Concerned about delay, and the probability of any creditors’ meeting being hijacked, the Petitioner made an application pursuant to sections 375 seeking the appointment of the joint interim receivers as trustees in bankruptcy. Whether that procedural route was right or wrong, it was the route preferred by the Official Receiver who accordingly did not appear to oppose the application.
The substantive jurisdictions relied upon by the Petitioner behind s.375 were s.363 and the court’s inherent jurisdiction. In particular, the Petitioner relied on Clements v Udal [2001] BCC 658 where Neuberger J (as he then was) used the section to appoint a particular administrator.
The court observed that the court’s inherent jurisdiction is not statutory as it applies to an almost limitless set of circumstances and is called in aid to control its own processes and control the procedure before it. It can be used to ensure fair dealing in legal proceedings and aid convenience. At the same time, the court reminded itself that the jurisdiction was exceptional, per Neuberger J in Lancefield v Lancefield [2002] BPIR 1108.
The court considered that the jurisdiction under s.363 is different from the inherent jurisdiction of the court, and that s.363 gave the court a power over all bankruptcy matters, as defined in s.385. The power appears to be very broad, and the Petitioner relied upon Donaldson v O’Sullivan [2009] 1WLR 924 where Lloyd LJ observed: “There is also scope for the court to direct that things be done (or not done) in apparent conflict with express provisions of the legislation.”
The opposing purported creditors contended that notwithstanding the power of the court, it was not possible to go so far as to appoint the interim trustees because to do so would run contrary to s.291A. However the court dealt with this as follows.
Firstly, the new section does not state that the “full power” provided by section 363 does not apply.

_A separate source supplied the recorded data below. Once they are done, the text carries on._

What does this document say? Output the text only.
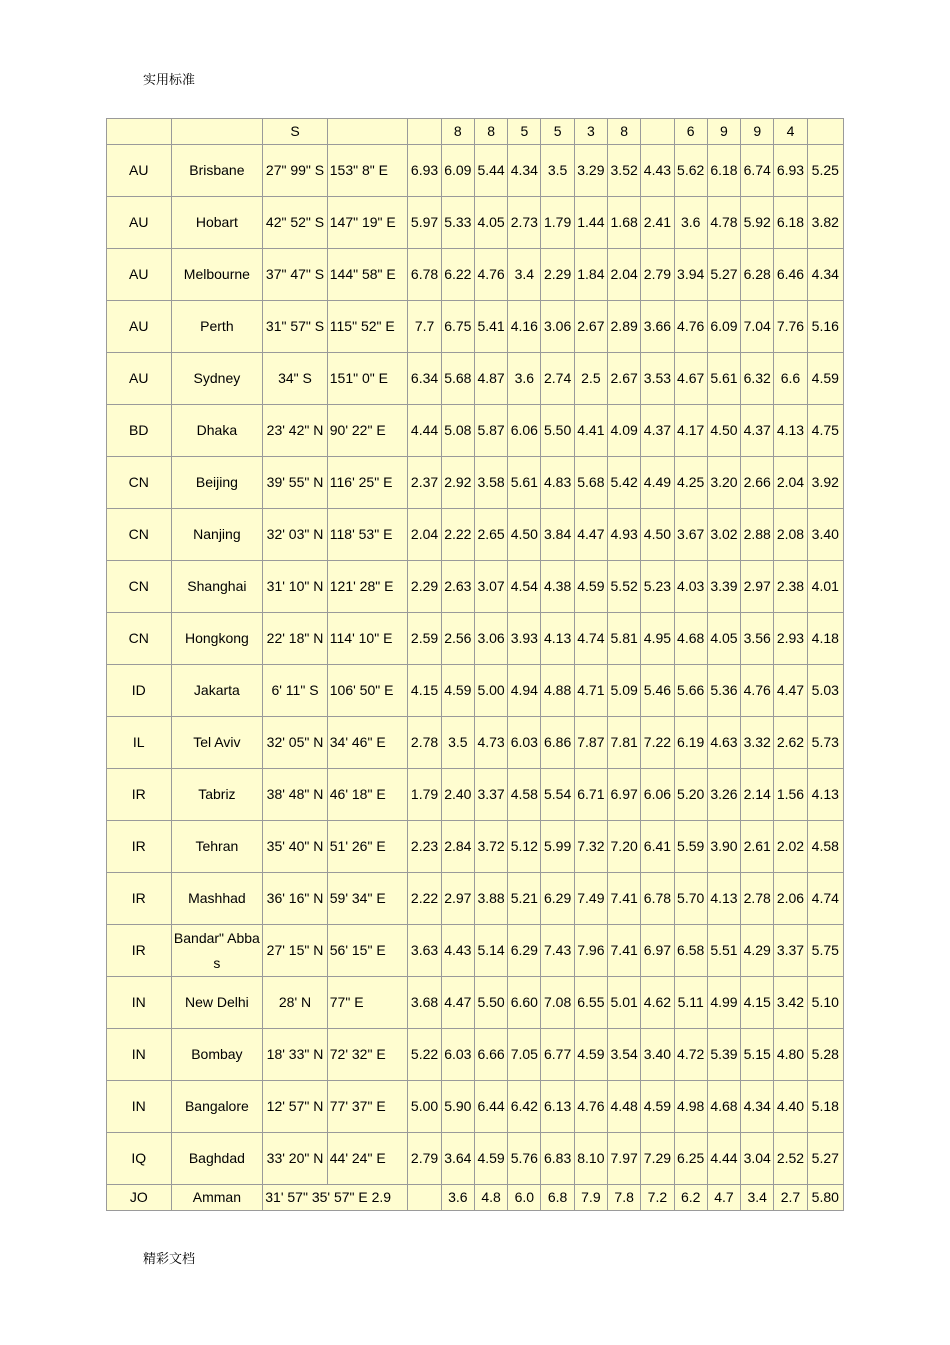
实用标准
		S			8	8	5	5	3	8		6	9	9	4	
AU	Brisbane	27" 99" S	153" 8" E	6.93	6.09	5.44	4.34	3.5	3.29	3.52	4.43	5.62	6.18	6.74	6.93	5.25
AU	Hobart	42" 52" S	147" 19" E	5.97	5.33	4.05	2.73	1.79	1.44	1.68	2.41	3.6	4.78	5.92	6.18	3.82
AU	Melbourne	37" 47" S	144" 58" E	6.78	6.22	4.76	3.4	2.29	1.84	2.04	2.79	3.94	5.27	6.28	6.46	4.34
AU	Perth	31" 57" S	115" 52" E	7.7	6.75	5.41	4.16	3.06	2.67	2.89	3.66	4.76	6.09	7.04	7.76	5.16
AU	Sydney	34" S	151" 0" E	6.34	5.68	4.87	3.6	2.74	2.5	2.67	3.53	4.67	5.61	6.32	6.6	4.59
BD	Dhaka	23' 42" N	90' 22" E	4.44	5.08	5.87	6.06	5.50	4.41	4.09	4.37	4.17	4.50	4.37	4.13	4.75
CN	Beijing	39' 55" N	116' 25" E	2.37	2.92	3.58	5.61	4.83	5.68	5.42	4.49	4.25	3.20	2.66	2.04	3.92
CN	Nanjing	32' 03" N	118' 53" E	2.04	2.22	2.65	4.50	3.84	4.47	4.93	4.50	3.67	3.02	2.88	2.08	3.40
CN	Shanghai	31' 10" N	121' 28" E	2.29	2.63	3.07	4.54	4.38	4.59	5.52	5.23	4.03	3.39	2.97	2.38	4.01
CN	Hongkong	22' 18" N	114' 10" E	2.59	2.56	3.06	3.93	4.13	4.74	5.81	4.95	4.68	4.05	3.56	2.93	4.18
ID	Jakarta	6' 11" S	106' 50" E	4.15	4.59	5.00	4.94	4.88	4.71	5.09	5.46	5.66	5.36	4.76	4.47	5.03
IL	Tel Aviv	32' 05" N	34' 46" E	2.78	3.5	4.73	6.03	6.86	7.87	7.81	7.22	6.19	4.63	3.32	2.62	5.73
IR	Tabriz	38' 48" N	46' 18" E	1.79	2.40	3.37	4.58	5.54	6.71	6.97	6.06	5.20	3.26	2.14	1.56	4.13
IR	Tehran	35' 40" N	51' 26" E	2.23	2.84	3.72	5.12	5.99	7.32	7.20	6.41	5.59	3.90	2.61	2.02	4.58
IR	Mashhad	36' 16" N	59' 34" E	2.22	2.97	3.88	5.21	6.29	7.49	7.41	6.78	5.70	4.13	2.78	2.06	4.74
IR	Bandar" Abbas	27' 15" N	56' 15" E	3.63	4.43	5.14	6.29	7.43	7.96	7.41	6.97	6.58	5.51	4.29	3.37	5.75
IN	New Delhi	28' N	77" E	3.68	4.47	5.50	6.60	7.08	6.55	5.01	4.62	5.11	4.99	4.15	3.42	5.10
IN	Bombay	18' 33" N	72' 32" E	5.22	6.03	6.66	7.05	6.77	4.59	3.54	3.40	4.72	5.39	5.15	4.80	5.28
IN	Bangalore	12' 57" N	77' 37" E	5.00	5.90	6.44	6.42	6.13	4.76	4.48	4.59	4.98	4.68	4.34	4.40	5.18
IQ	Baghdad	33' 20" N	44' 24" E	2.79	3.64	4.59	5.76	6.83	8.10	7.97	7.29	6.25	4.44	3.04	2.52	5.27
JO	Amman	31' 57" 35' 57" E 2.9			3.6	4.8	6.0	6.8	7.9	7.8	7.2	6.2	4.7	3.4	2.7	5.80
精彩文档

Secondly, the new section merely closed the time when the Official Receiver became the trustee. Previously upon the making of a bankruptcy order the official receiver would automatically become the manager and receiver for a certain period of time, being 8 or 12 weeks. The legislators felt that the limbo period was too long and therefore made his appointment as trustee automatic upon the making of an order of bankruptcy. In other words he no longer becomes a receiver and manager immediately. He becomes the trustee. That is the only change.
Thirdly, the court is given a specific power by section 291A to appoint a supervisor of an IVA. What is contemplated here is convenience. A supervisor is in charge of the affairs of the bankrupt. He may be the petitioner, and more often and not is likely to be the petitioner due to a failure of a term in the IVA. It is just and convenient that the supervisor, if he wishes to take the appointment, be able to do so. After all he will know the affairs of the debtor. Far more uncommon is a bankruptcy following the appointment of interim receivers as the appointment of such receivers is itself unusual.
Lastly, the fact that the section is silent as to a receiver’s appointment gives rise the court’s inherent jurisdiction to make an appointment of interim receivers as trustees. That vacuum can, where it is just and convenient to do so, be filled in exceptional circumstances such as these. That is part of controlling the court’s own process. There is nothing in statute to prevent such an appointment and there is nothing that permits such an appointment. The overarching power of control and management of the insolvency process is provided by section 363 or the court’s inherent jurisdiction in insolvency.
The court therefore found that it was able to use its inherent jurisdiction to appoint the joint interim receivers as trustees, but that even if it was wrong to do that, it could achieve the same effect pursuant to s.363.